Alors que les prix mondiaux du blé montaient en flèche après la guerre en Ukraine, les agriculteurs indiens ont vendu leur récolte avec une prime de 10 à 15 % par rapport au prix de soutien minimum annoncé par le gouvernement. Beaucoup ont conservé leurs produits, s’attendant à ce que les prix augmentent encore alors même que les commerçants achetaient frénétiquement une récolte de qualité.

L’optimisme a été motivé par l’exubérance de l’Inde, nul autre que le Premier ministre Narendra Modi affirmant que l’Inde est capable de nourrir le monde et de combler le vide créé par la guerre en Ukraine. L’Inde, deuxième producteur mondial de blé, a exporté 8,2 millions de tonnes au cours de l’année jusqu’en mars 2022, un record. Le gouvernement a affirmé que l’Inde pourrait exporter entre 10 et 15 millions de tonnes au cours de l’exercice en cours qui se termine en mars 2023. Jusqu’à présent, moins de cinq millions de tonnes ont été contractées pour les exportations.

Suite à l’interdiction soudaine des exportations annoncée un vendredi soir, les prix de gros locaux ont légèrement baissé mais sont toujours nettement supérieurs aux prix de soutien de l’État, un signe inquiétant indiquant que la récolte est inférieure aux estimations. Les prix mondiaux ont cependant atteint de nouveaux sommets, les contrats à terme de Chicago augmentant de 5,9 %, le maximum autorisé, lorsque les échanges ont repris le lundi 16 mai.

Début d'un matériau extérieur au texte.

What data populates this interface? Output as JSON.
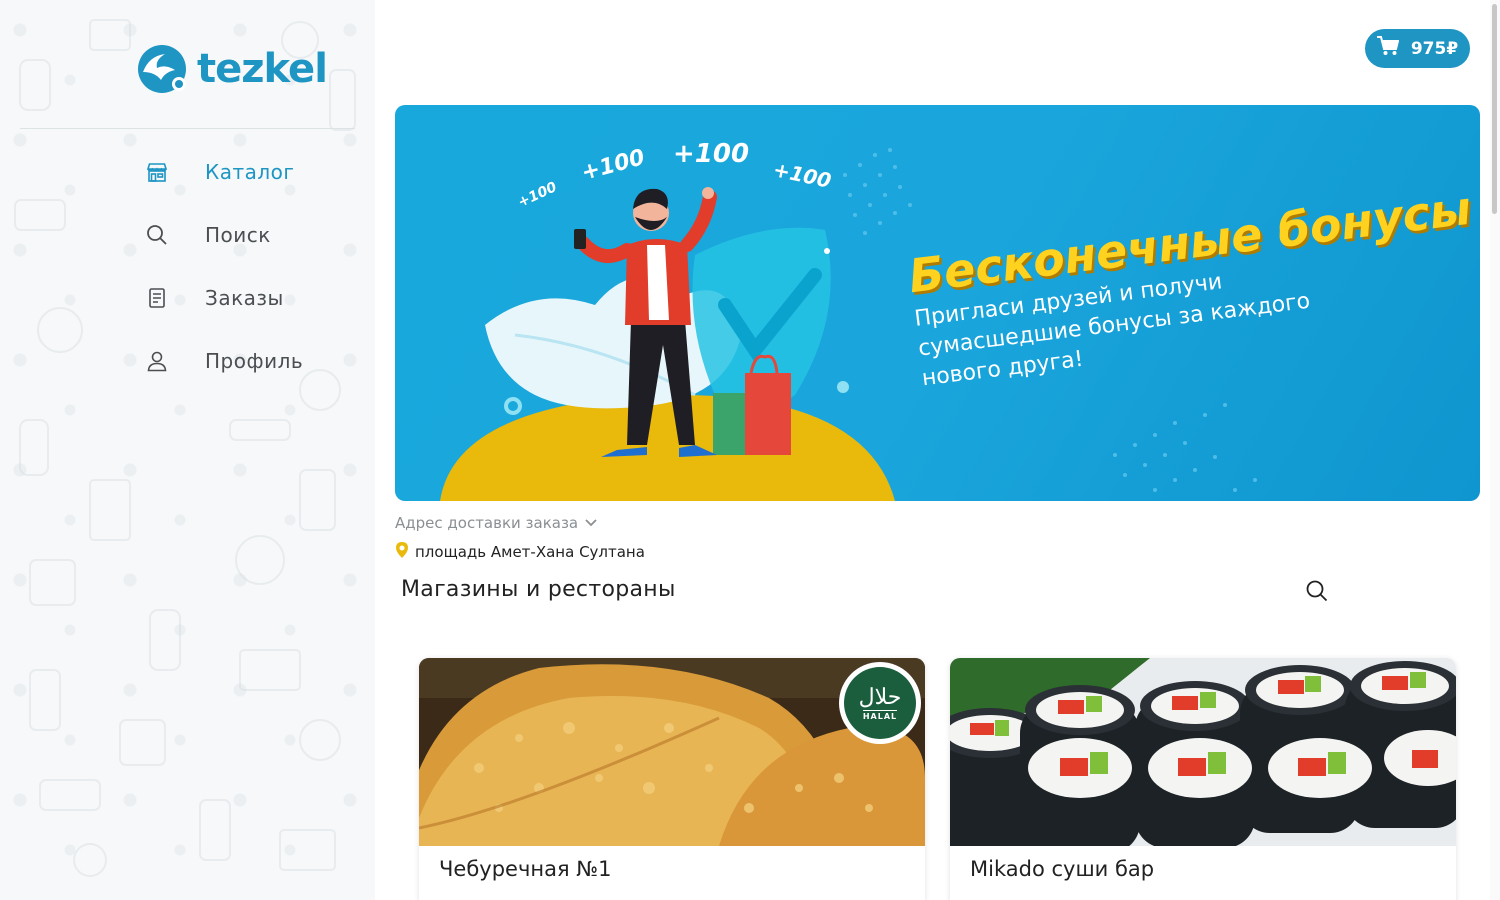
{
  "app": {
    "logo_text": "tezkel"
  },
  "sidebar": {
    "items": [
      {
        "label": "Каталог",
        "icon": "store-icon",
        "active": true
      },
      {
        "label": "Поиск",
        "icon": "search-icon",
        "active": false
      },
      {
        "label": "Заказы",
        "icon": "orders-icon",
        "active": false
      },
      {
        "label": "Профиль",
        "icon": "user-icon",
        "active": false
      }
    ]
  },
  "header": {
    "cart_total": "975₽",
    "cart_icon": "cart-icon"
  },
  "banner": {
    "title": "Бесконечные бонусы",
    "subtitle": "Пригласи друзей и получи сумасшедшие бонусы за каждого нового друга!",
    "bonus_tags": [
      "+100",
      "+100",
      "+100",
      "+100"
    ]
  },
  "delivery": {
    "label": "Адрес доставки заказа",
    "address": "площадь Амет-Хана Султана"
  },
  "main": {
    "section_title": "Магазины и рестораны",
    "cards": [
      {
        "name": "Чебуречная №1",
        "badge_ar": "حلال",
        "badge_en": "HALAL"
      },
      {
        "name": "Mikado суши бар"
      }
    ]
  },
  "colors": {
    "accent": "#1e95c3",
    "banner_yellow": "#ffd21f",
    "halal_green": "#1b5e3e"
  }
}
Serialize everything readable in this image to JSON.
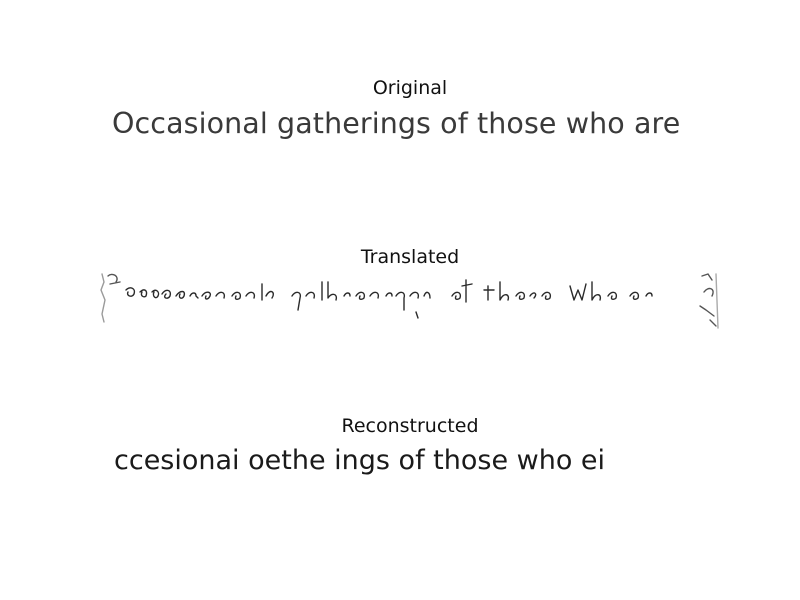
{
  "panels": [
    {
      "title": "Original",
      "text": "Occasional gatherings of those who are"
    },
    {
      "title": "Translated",
      "text": ""
    },
    {
      "title": "Reconstructed",
      "text": "ccesionai oethe ings of those who ei"
    }
  ]
}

“L’interdiction d’exporter n’était pas la seule solution”, a expliqué Brar. « Le gouvernement pourrait, et peut toujours, annoncer une prime aux agriculteurs pour éponger les approvisionnements. Ces stocks peuvent être utilisés plus tard pour contrôler les prix à la consommation. Une prime est une prime versée aux agriculteurs, en plus des prix de soutien imposés par le gouvernement, pour correspondre aux prix du marché.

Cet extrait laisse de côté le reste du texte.